Final answer:
To find the required area of the plates of a capacitor with a charge of 4.9 μC and a desired electric field of 2.4 kV/mm, use the equation E = Q / (ε_0 * A) to get A = 0.2307 m^2.
Step-by-step explanation:
To find the area of the plates of a capacitor with a given charge and desired electric field, we can use the relationship between electric field (E), charge (Q), and area (A), as described by the equation
E = Q / (ε_0 * A),
where ε_0 is the permittivity of free space (ε_0 = 8.85 × 10^-12 C^2/N·m^2).
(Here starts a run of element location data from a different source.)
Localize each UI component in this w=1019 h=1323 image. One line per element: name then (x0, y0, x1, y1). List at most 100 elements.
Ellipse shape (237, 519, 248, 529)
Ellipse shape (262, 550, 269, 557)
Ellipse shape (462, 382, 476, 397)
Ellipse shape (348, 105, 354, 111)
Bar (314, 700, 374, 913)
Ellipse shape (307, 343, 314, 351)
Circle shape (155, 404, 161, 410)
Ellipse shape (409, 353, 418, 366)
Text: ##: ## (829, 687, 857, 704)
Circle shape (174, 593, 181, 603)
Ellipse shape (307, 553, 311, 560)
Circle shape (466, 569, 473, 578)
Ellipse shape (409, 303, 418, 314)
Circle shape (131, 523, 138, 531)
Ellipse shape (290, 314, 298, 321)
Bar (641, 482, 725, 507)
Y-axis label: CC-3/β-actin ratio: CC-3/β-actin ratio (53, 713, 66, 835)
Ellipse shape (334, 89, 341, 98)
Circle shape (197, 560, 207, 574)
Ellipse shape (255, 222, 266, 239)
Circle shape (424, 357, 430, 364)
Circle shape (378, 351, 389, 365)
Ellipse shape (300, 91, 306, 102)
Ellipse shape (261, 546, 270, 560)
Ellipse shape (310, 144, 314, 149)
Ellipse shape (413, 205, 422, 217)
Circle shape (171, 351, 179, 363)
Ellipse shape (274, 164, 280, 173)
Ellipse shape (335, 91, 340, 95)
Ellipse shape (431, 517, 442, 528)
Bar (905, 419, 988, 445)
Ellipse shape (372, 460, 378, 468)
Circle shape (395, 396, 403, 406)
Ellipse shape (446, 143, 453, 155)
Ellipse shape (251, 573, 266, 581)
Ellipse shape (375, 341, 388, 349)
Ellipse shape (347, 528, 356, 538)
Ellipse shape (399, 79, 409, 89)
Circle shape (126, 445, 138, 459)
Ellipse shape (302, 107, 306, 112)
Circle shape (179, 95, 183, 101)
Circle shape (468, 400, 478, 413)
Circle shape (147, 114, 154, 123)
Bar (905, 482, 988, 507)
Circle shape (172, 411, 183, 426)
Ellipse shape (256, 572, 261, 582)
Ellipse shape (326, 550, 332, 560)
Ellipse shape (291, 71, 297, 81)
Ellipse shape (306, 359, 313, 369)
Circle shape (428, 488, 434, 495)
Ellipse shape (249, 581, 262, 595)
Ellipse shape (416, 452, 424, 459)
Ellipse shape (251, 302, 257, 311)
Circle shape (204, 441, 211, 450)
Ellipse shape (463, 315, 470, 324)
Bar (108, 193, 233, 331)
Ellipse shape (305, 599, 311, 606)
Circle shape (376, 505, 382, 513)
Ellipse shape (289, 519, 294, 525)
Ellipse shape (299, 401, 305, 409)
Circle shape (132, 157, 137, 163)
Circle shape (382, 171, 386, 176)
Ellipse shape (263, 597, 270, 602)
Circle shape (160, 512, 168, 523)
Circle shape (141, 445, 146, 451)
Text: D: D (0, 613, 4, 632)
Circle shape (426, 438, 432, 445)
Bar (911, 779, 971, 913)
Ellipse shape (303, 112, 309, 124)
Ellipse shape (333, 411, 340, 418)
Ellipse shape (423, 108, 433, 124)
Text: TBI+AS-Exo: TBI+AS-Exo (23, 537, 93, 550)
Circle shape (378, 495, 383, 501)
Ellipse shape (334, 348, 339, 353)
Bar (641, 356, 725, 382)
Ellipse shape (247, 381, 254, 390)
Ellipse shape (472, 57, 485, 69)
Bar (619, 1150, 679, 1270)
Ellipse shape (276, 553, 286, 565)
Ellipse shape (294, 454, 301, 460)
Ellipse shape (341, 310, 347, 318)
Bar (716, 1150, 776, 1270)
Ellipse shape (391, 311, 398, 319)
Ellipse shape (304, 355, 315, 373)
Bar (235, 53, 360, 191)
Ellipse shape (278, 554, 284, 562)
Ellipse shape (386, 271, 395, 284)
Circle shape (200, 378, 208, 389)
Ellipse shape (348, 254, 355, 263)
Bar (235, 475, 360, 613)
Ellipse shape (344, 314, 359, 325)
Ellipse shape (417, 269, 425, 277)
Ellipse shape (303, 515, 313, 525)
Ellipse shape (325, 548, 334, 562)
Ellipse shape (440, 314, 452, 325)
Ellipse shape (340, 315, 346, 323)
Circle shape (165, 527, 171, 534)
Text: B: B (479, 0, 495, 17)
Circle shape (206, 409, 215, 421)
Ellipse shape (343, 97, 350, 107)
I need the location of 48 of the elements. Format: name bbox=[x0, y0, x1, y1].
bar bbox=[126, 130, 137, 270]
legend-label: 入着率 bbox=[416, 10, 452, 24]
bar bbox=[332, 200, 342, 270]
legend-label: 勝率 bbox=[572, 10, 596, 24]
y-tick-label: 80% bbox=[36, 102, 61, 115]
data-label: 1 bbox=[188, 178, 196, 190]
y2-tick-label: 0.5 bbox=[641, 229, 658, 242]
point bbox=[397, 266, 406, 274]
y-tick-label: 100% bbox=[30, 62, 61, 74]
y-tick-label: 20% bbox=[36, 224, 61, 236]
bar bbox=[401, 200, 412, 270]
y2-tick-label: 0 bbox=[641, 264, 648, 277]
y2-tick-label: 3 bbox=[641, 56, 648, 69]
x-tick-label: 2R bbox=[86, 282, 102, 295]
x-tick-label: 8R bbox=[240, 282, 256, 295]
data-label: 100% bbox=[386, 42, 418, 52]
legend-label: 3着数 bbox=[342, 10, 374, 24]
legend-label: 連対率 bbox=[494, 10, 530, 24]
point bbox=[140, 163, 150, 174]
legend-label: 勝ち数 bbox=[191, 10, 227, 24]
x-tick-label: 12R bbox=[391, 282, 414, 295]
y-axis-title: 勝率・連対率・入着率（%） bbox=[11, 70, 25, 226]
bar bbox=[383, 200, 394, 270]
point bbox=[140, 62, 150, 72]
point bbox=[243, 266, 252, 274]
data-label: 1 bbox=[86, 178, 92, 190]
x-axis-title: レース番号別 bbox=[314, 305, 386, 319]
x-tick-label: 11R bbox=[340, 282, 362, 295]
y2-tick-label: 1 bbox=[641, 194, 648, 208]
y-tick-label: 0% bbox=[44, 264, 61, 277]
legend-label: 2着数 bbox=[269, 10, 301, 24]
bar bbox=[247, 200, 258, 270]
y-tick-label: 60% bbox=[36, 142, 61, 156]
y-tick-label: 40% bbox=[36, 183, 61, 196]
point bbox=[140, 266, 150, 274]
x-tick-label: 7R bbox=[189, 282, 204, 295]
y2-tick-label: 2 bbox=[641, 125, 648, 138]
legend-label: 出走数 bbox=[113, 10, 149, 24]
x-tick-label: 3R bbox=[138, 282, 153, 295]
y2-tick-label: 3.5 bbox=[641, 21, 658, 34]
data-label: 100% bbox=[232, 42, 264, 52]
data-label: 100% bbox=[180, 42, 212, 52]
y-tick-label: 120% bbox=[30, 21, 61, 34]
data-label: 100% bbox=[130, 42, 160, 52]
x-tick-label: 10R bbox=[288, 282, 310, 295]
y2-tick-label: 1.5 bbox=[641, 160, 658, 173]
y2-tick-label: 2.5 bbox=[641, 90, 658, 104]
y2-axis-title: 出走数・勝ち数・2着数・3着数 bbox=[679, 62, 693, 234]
With a charge of 4.9 μC (or 4.9 × 10^-6 C) and a desired electric field of 2.4 kV/mm (or 2.4 × 10^6 V/m), we can rearrange the equation to solve for A:
A = Q / (ε_0 * E)
Substituting the values into the equation:
A = (4.9 × 10^-6 C) / (8.85 × 10^-12 C^2/N·m^2 * 2.4 × 10^6 V/m)
A = (4.9 × 10^-6) / (2.124 × 10^-5) m^2
A = 0.2307 m^2
Therefore, the required area for each plate to achieve the desired electric field is 0.2307 m^2.